The prompt identification of vitamin B6-dependent epilepsies is vital given the dramatic response to early treatment in most cases. Multiple experiences, in fact, have reported a dramatic seizure cessation within minutes to hours following intravenous pyridoxine administration in affected neonates; pyridoxine administration is not devoid of risks, including apnea, so its use should be limited to intensive care setting. Along with “typical” cases, some “atypical” ones have been reported with unpredictable responses to vitamin B6 [
5,
9,
10,
13].
Clinically, vitamin B6-dependent epilepsies lack pathognomonic signs, frequently mimicking other neonatal encephalopathies such as HIE, thus impeding early recognition [
9].
The advent of rapid whole-genome sequencing (WES) has, indeed, revolutionized diagnostic algorithms, complemented by recently identified high-sensitivity and high-specificity biomarkers detectable in serum, urine and CSF [
10].
However, it should be acknowledged that access to the aforementioned tools (such as genetic testing, molecular diagnostics) remains limited in most clinical settings, thereby inevitably contributing to heterogeneity in clinical approaches.

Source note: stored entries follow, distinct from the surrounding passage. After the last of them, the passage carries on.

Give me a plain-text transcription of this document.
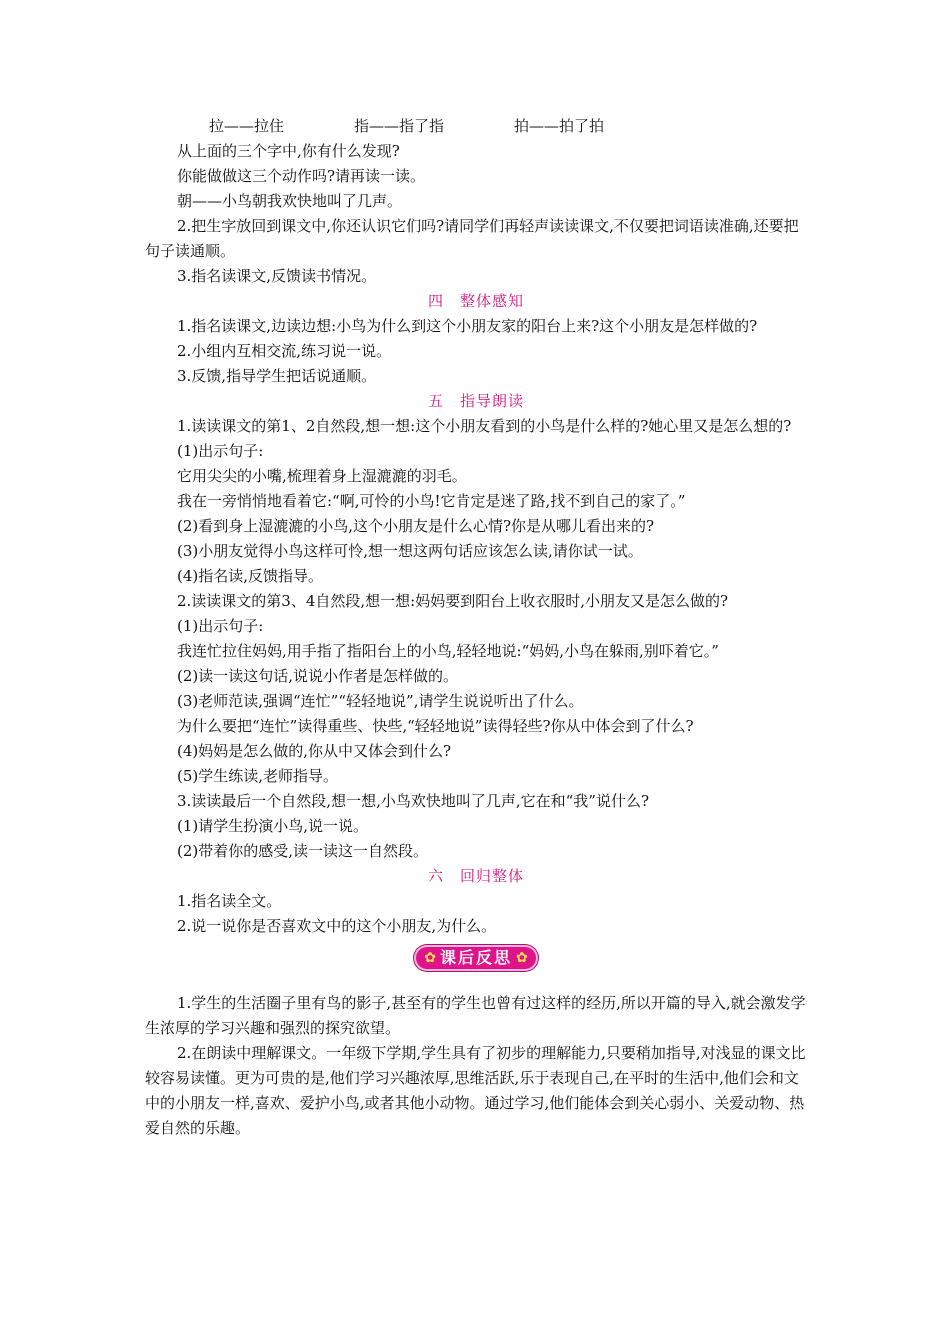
拉——拉住	指——指了指	拍——拍了拍

从上面的三个字中,你有什么发现?

你能做做这三个动作吗?请再读一读。

朝——小鸟朝我欢快地叫了几声。

2.把生字放回到课文中,你还认识它们吗?请同学们再轻声读读课文,不仅要把词语读准确,还要把句子读通顺。

3.指名读课文,反馈读书情况。

四　整体感知

1.指名读课文,边读边想:小鸟为什么到这个小朋友家的阳台上来?这个小朋友是怎样做的?

2.小组内互相交流,练习说一说。

3.反馈,指导学生把话说通顺。

五　指导朗读

1.读读课文的第1、2自然段,想一想:这个小朋友看到的小鸟是什么样的?她心里又是怎么想的?

(1)出示句子:

它用尖尖的小嘴,梳理着身上湿漉漉的羽毛。

我在一旁悄悄地看着它:“啊,可怜的小鸟!它肯定是迷了路,找不到自己的家了。”

(2)看到身上湿漉漉的小鸟,这个小朋友是什么心情?你是从哪儿看出来的?

(3)小朋友觉得小鸟这样可怜,想一想这两句话应该怎么读,请你试一试。

(4)指名读,反馈指导。

2.读读课文的第3、4自然段,想一想:妈妈要到阳台上收衣服时,小朋友又是怎么做的?

(1)出示句子:

我连忙拉住妈妈,用手指了指阳台上的小鸟,轻轻地说:“妈妈,小鸟在躲雨,别吓着它。”

(2)读一读这句话,说说小作者是怎样做的。

(3)老师范读,强调“连忙”“轻轻地说”,请学生说说听出了什么。

为什么要把“连忙”读得重些、快些,“轻轻地说”读得轻些?你从中体会到了什么?

(4)妈妈是怎么做的,你从中又体会到什么?

(5)学生练读,老师指导。

3.读读最后一个自然段,想一想,小鸟欢快地叫了几声,它在和“我”说什么?

(1)请学生扮演小鸟,说一说。

(2)带着你的感受,读一读这一自然段。

六　回归整体

1.指名读全文。

2.说一说你是否喜欢文中的这个小朋友,为什么。

✿ 课后反思 ✿

1.学生的生活圈子里有鸟的影子,甚至有的学生也曾有过这样的经历,所以开篇的导入,就会激发学生浓厚的学习兴趣和强烈的探究欲望。

2.在朗读中理解课文。一年级下学期,学生具有了初步的理解能力,只要稍加指导,对浅显的课文比较容易读懂。更为可贵的是,他们学习兴趣浓厚,思维活跃,乐于表现自己,在平时的生活中,他们会和文中的小朋友一样,喜欢、爱护小鸟,或者其他小动物。通过学习,他们能体会到关心弱小、关爱动物、热爱自然的乐趣。
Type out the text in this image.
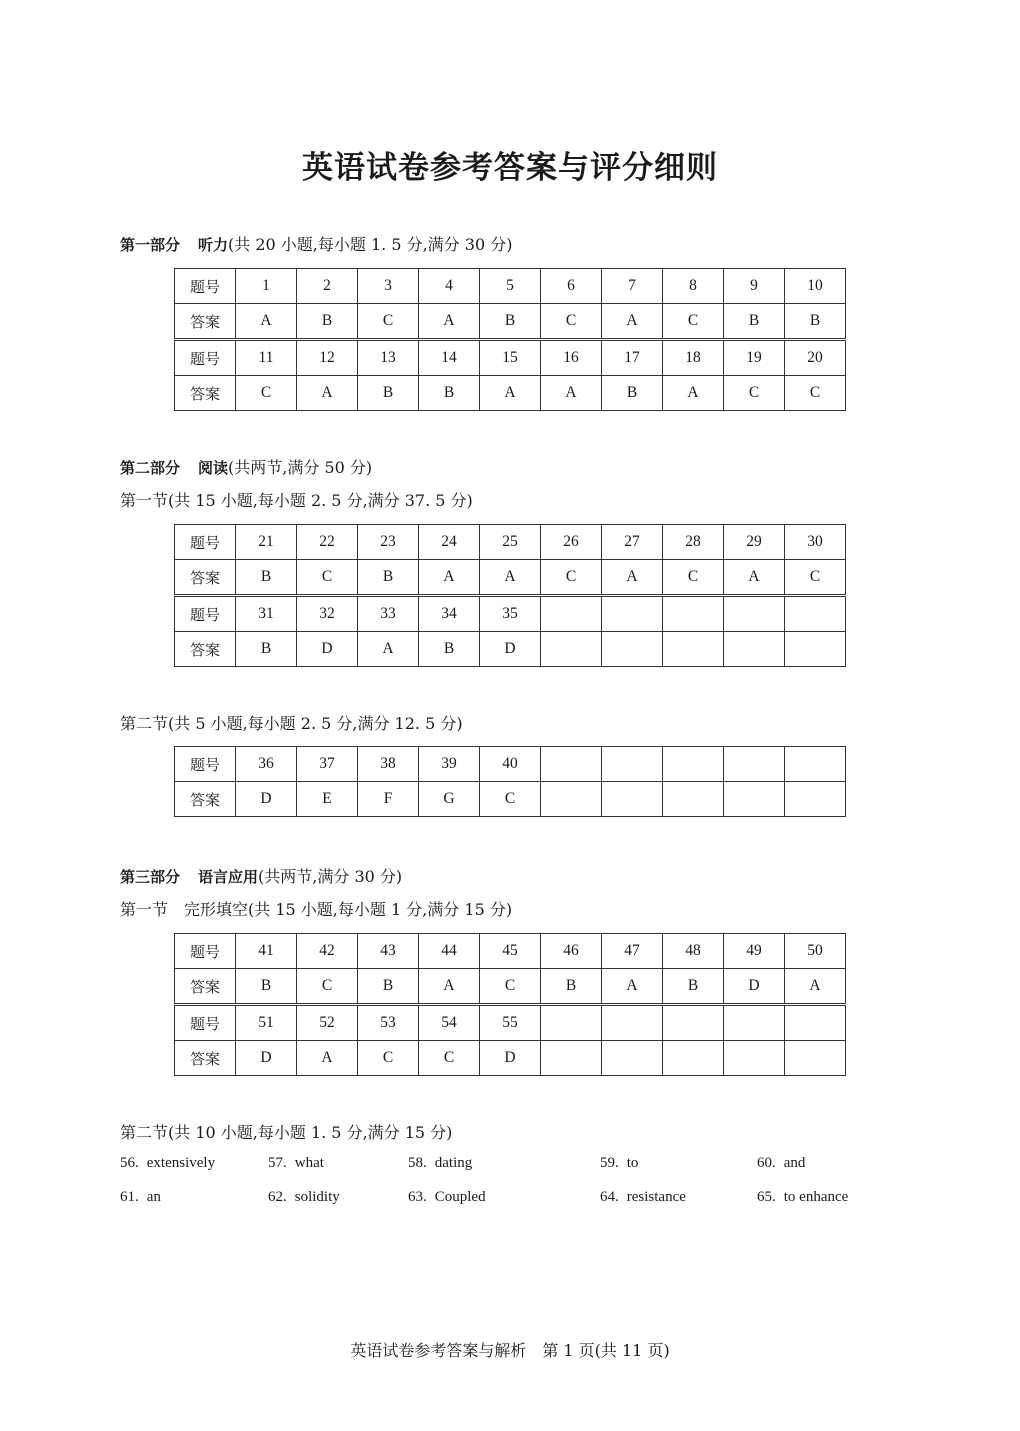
英语试卷参考答案与评分细则
第一部分 听力(共 20 小题,每小题 1. 5 分,满分 30 分)
题号	1	2	3	4	5	6	7	8	9	10
答案	A	B	C	A	B	C	A	C	B	B
题号	11	12	13	14	15	16	17	18	19	20
答案	C	A	B	B	A	A	B	A	C	C
第二部分 阅读(共两节,满分 50 分)
第一节(共 15 小题,每小题 2. 5 分,满分 37. 5 分)
题号	21	22	23	24	25	26	27	28	29	30
答案	B	C	B	A	A	C	A	C	A	C
题号	31	32	33	34	35					
答案	B	D	A	B	D					
第二节(共 5 小题,每小题 2. 5 分,满分 12. 5 分)
题号	36	37	38	39	40					
答案	D	E	F	G	C					
第三部分 语言应用(共两节,满分 30 分)
第一节　完形填空(共 15 小题,每小题 1 分,满分 15 分)
题号	41	42	43	44	45	46	47	48	49	50
答案	B	C	B	A	C	B	A	B	D	A
题号	51	52	53	54	55					
答案	D	A	C	C	D					
第二节(共 10 小题,每小题 1. 5 分,满分 15 分)
56. extensively	57. what	58. dating	59. to	60. and
61. an	62. solidity	63. Coupled	64. resistance	65. to enhance
英语试卷参考答案与解析　第 1 页(共 11 页)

Despite effective seizure control with vitamin B6 supplementation, long-term neurodevelopmental outcomes exhibit considerable variability, driven predominantly by underlying genetic factors. Ongoing research into genotype–phenotype correlations remains essential to elucidate prognosis and optimize management strategies [
29,
30]. Also, questions on the extent of prenatal, irreversible neuronal injury prior to treatment initiation and on the presence of unidentified underlying modifying genetic factors should be raised.
Dosing strategies widely differ among studies according to single-center experiences and the availability of intensive care [
14,
15].
The present work enlightens the complex molecular mechanisms and clinical features beyond vitamin B6-dependent epilepsies, also highlighting the need for some issues to be further clarified. The main current limitations emerging from the present work on the approach to vitamin B6-dependet epilepsies include heterogeneity in diagnostic tools, protocols and dosing regimens among centers. Future investigation should focus on better defining atypical and late-onset B6-responsive phenotypes, defining genotype–phenotype correlation, integrating rapid genetic diagnostics, advance biomarker discovery and feasibility in clinical practice, optimizing and standardizing dosing regimens, providing evidence-based internationally recognized protocols and establishing international registries to collect phenotypic, genetic and outcome data.